9. ARISTOCRAZIA VENEZIANA
L'aristocrazia veneziana era una categoria sociale
relativamente aperta: ad essa si poteva accedere per grandi
meriti e servigi offerti alla Repubblica. In pochi casi, per
rimpinguare le finanze in tempo di guerra, la Repubblica vendette
l'iscrizione al "libro d'oro" dell'aristocrazia. L'aristocrazia non era
solo una classe di privilegiati, ma anche di servitori professionisti
dello Stato, educati nell'università di Padova. Infatti i nobili
veneziani lavoravano nell'amministrazione anche come segretari
di ufficio, contabili, capitani di porto, e anche giudici. Per impedire
il concentrarsi del potere in poche mani, garantire un certo
ricambio e consentire al maggior numero di aristocratici di avere
un impiego, tutte queste cariche erano di breve durata, spesso di
un solo anno.

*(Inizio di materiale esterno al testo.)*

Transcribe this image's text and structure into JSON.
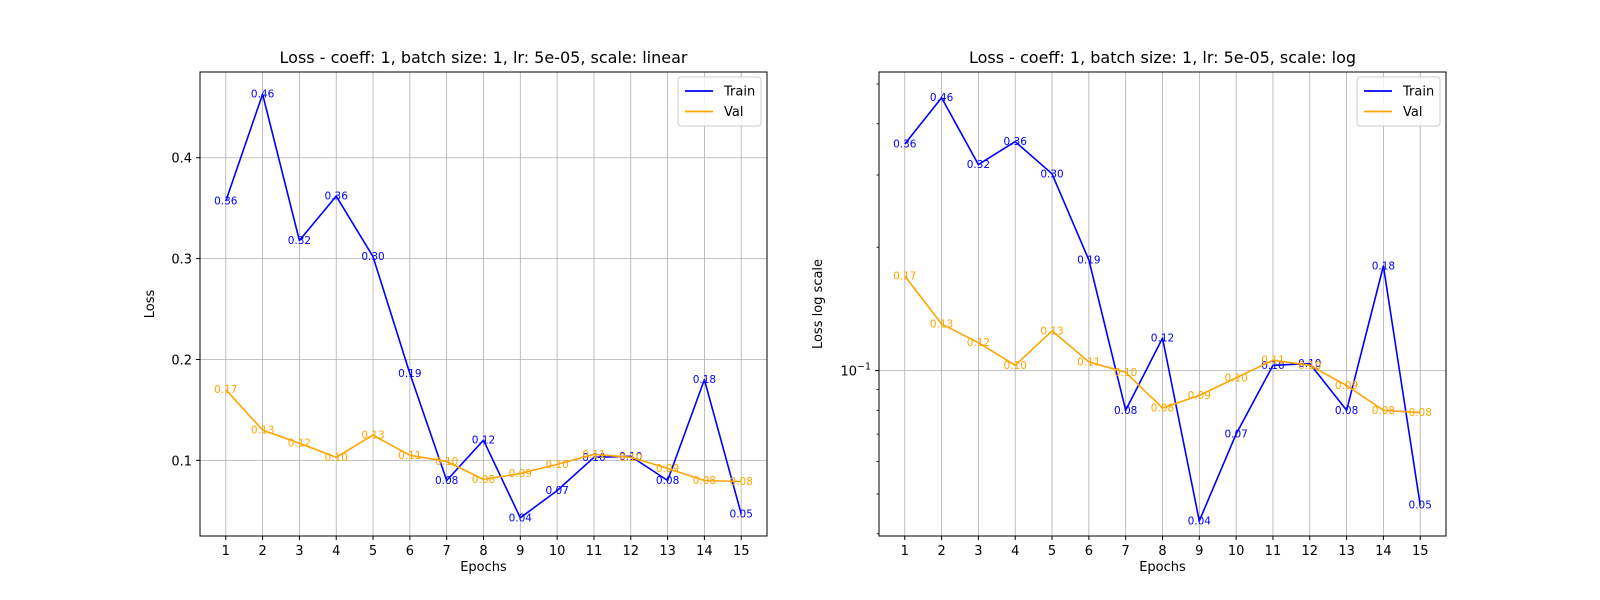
{
  "chart_data": [
    {
      "type": "line",
      "title": "Loss - coeff: 1, batch size: 1, lr: 5e-05, scale: linear",
      "xlabel": "Epochs",
      "ylabel": "Loss",
      "yscale": "linear",
      "xlim": [
        0.3,
        15.7
      ],
      "ylim": [
        0.025,
        0.485
      ],
      "x": [
        1,
        2,
        3,
        4,
        5,
        6,
        7,
        8,
        9,
        10,
        11,
        12,
        13,
        14,
        15
      ],
      "xticks": [
        "1",
        "2",
        "3",
        "4",
        "5",
        "6",
        "7",
        "8",
        "9",
        "10",
        "11",
        "12",
        "13",
        "14",
        "15"
      ],
      "yticks": [
        {
          "value": 0.1,
          "label": "0.1"
        },
        {
          "value": 0.2,
          "label": "0.2"
        },
        {
          "value": 0.3,
          "label": "0.3"
        },
        {
          "value": 0.4,
          "label": "0.4"
        }
      ],
      "grid": true,
      "legend_position": "top-right",
      "series": [
        {
          "name": "Train",
          "color": "#0000ff",
          "values": [
            0.357,
            0.463,
            0.318,
            0.362,
            0.302,
            0.186,
            0.08,
            0.12,
            0.043,
            0.07,
            0.103,
            0.104,
            0.08,
            0.18,
            0.047
          ],
          "labels": [
            "0.36",
            "0.46",
            "0.32",
            "0.36",
            "0.30",
            "0.19",
            "0.08",
            "0.12",
            "0.04",
            "0.07",
            "0.10",
            "0.10",
            "0.08",
            "0.18",
            "0.05"
          ]
        },
        {
          "name": "Val",
          "color": "#ffa500",
          "values": [
            0.17,
            0.13,
            0.117,
            0.103,
            0.125,
            0.105,
            0.099,
            0.081,
            0.087,
            0.096,
            0.106,
            0.103,
            0.092,
            0.08,
            0.079
          ],
          "labels": [
            "0.17",
            "0.13",
            "0.12",
            "0.10",
            "0.13",
            "0.11",
            "0.10",
            "0.08",
            "0.09",
            "0.10",
            "0.11",
            "0.10",
            "0.09",
            "0.08",
            "0.08"
          ]
        }
      ]
    },
    {
      "type": "line",
      "title": "Loss - coeff: 1, batch size: 1, lr: 5e-05, scale: log",
      "xlabel": "Epochs",
      "ylabel": "Loss log scale",
      "yscale": "log",
      "xlim": [
        0.3,
        15.7
      ],
      "ylim": [
        0.0395,
        0.535
      ],
      "x": [
        1,
        2,
        3,
        4,
        5,
        6,
        7,
        8,
        9,
        10,
        11,
        12,
        13,
        14,
        15
      ],
      "xticks": [
        "1",
        "2",
        "3",
        "4",
        "5",
        "6",
        "7",
        "8",
        "9",
        "10",
        "11",
        "12",
        "13",
        "14",
        "15"
      ],
      "yticks": [
        {
          "value": 0.1,
          "label": "10^-1"
        }
      ],
      "grid": true,
      "legend_position": "top-right",
      "series": [
        {
          "name": "Train",
          "color": "#0000ff",
          "values": [
            0.357,
            0.463,
            0.318,
            0.362,
            0.302,
            0.186,
            0.08,
            0.12,
            0.043,
            0.07,
            0.103,
            0.104,
            0.08,
            0.18,
            0.047
          ],
          "labels": [
            "0.36",
            "0.46",
            "0.32",
            "0.36",
            "0.30",
            "0.19",
            "0.08",
            "0.12",
            "0.04",
            "0.07",
            "0.10",
            "0.10",
            "0.08",
            "0.18",
            "0.05"
          ]
        },
        {
          "name": "Val",
          "color": "#ffa500",
          "values": [
            0.17,
            0.13,
            0.117,
            0.103,
            0.125,
            0.105,
            0.099,
            0.081,
            0.087,
            0.096,
            0.106,
            0.103,
            0.092,
            0.08,
            0.079
          ],
          "labels": [
            "0.17",
            "0.13",
            "0.12",
            "0.10",
            "0.13",
            "0.11",
            "0.10",
            "0.08",
            "0.09",
            "0.10",
            "0.11",
            "0.10",
            "0.09",
            "0.08",
            "0.08"
          ]
        }
      ]
    }
  ]
}
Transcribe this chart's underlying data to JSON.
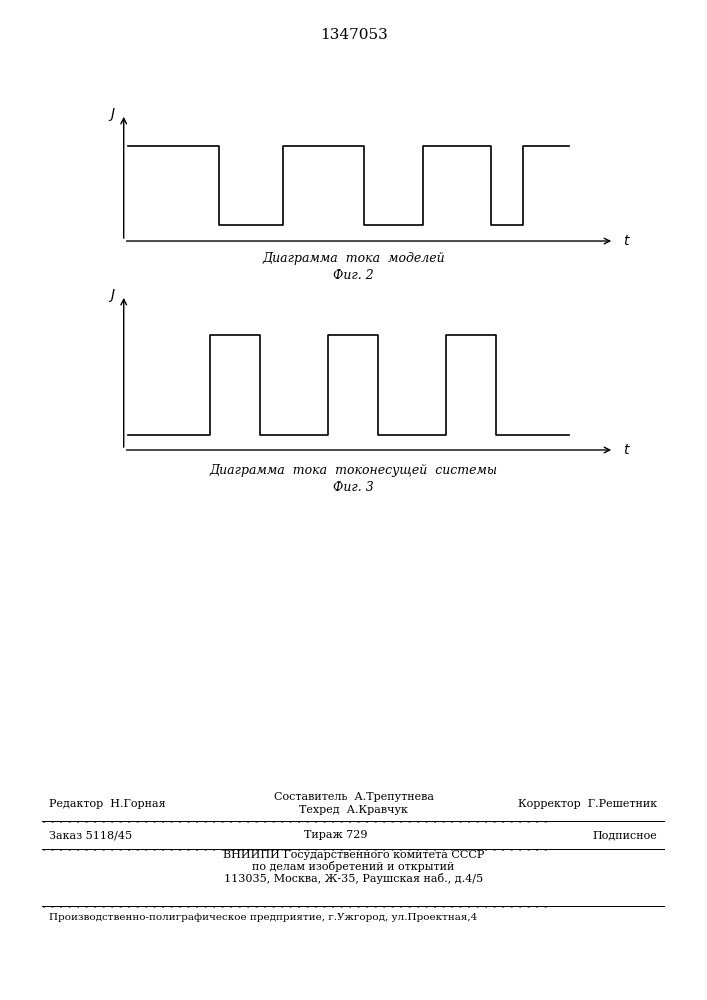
{
  "title": "1347053",
  "fig1_label_x": "t",
  "fig1_label_y": "J",
  "fig1_caption1": "Диаграмма  тока  моделей",
  "fig1_caption2": "Фиг. 2",
  "fig2_label_x": "t",
  "fig2_label_y": "J",
  "fig2_caption1": "Диаграмма  тока  токонесущей  системы",
  "fig2_caption2": "Фиг. 3",
  "footer_line1_left": "Редактор  Н.Горная",
  "footer_line1_center_top": "Составитель  А.Трепутнева",
  "footer_line1_center_bot": "Техред  А.Кравчук",
  "footer_line1_right": "Корректор  Г.Решетник",
  "footer_line2_left": "Заказ 5118/45",
  "footer_line2_center": "Тираж 729",
  "footer_line2_right": "Подписное",
  "footer_line3": "ВНИИПИ Государственного комитета СССР",
  "footer_line4": "по делам изобретений и открытий",
  "footer_line5": "113035, Москва, Ж-35, Раушская наб., д.4/5",
  "footer_bottom": "Производственно-полиграфическое предприятие, г.Ужгород, ул.Проектная,4"
}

Erano spesso mal pagate, tanto che molti nobili
sopravvivevano grazie alla assistenza pubblica per gli aristocratici
poveri.
10. NOBILI E HONORATI
Negli stati sotto il controllo spagnolo facevano parte
dell‟aristocrazia due classi distinte.
I nobili: coloro che traevano il loro sostentamento
esclusivamente dal possesso di feudi;
Gli Honorati: coloro che conducevano una vita simile a
quella dei nobili (spesso Notai) ma che non erano
stati ammessi al “sedile dei nobili”
In molti comuni Calabresi il potere era detenuto quasi
esclusivamente da queste due classi.
A Catanzaro il consiglio cittadino era composto da 40
unità di cui 30 popolari e solo 10 tra nobili e honorati.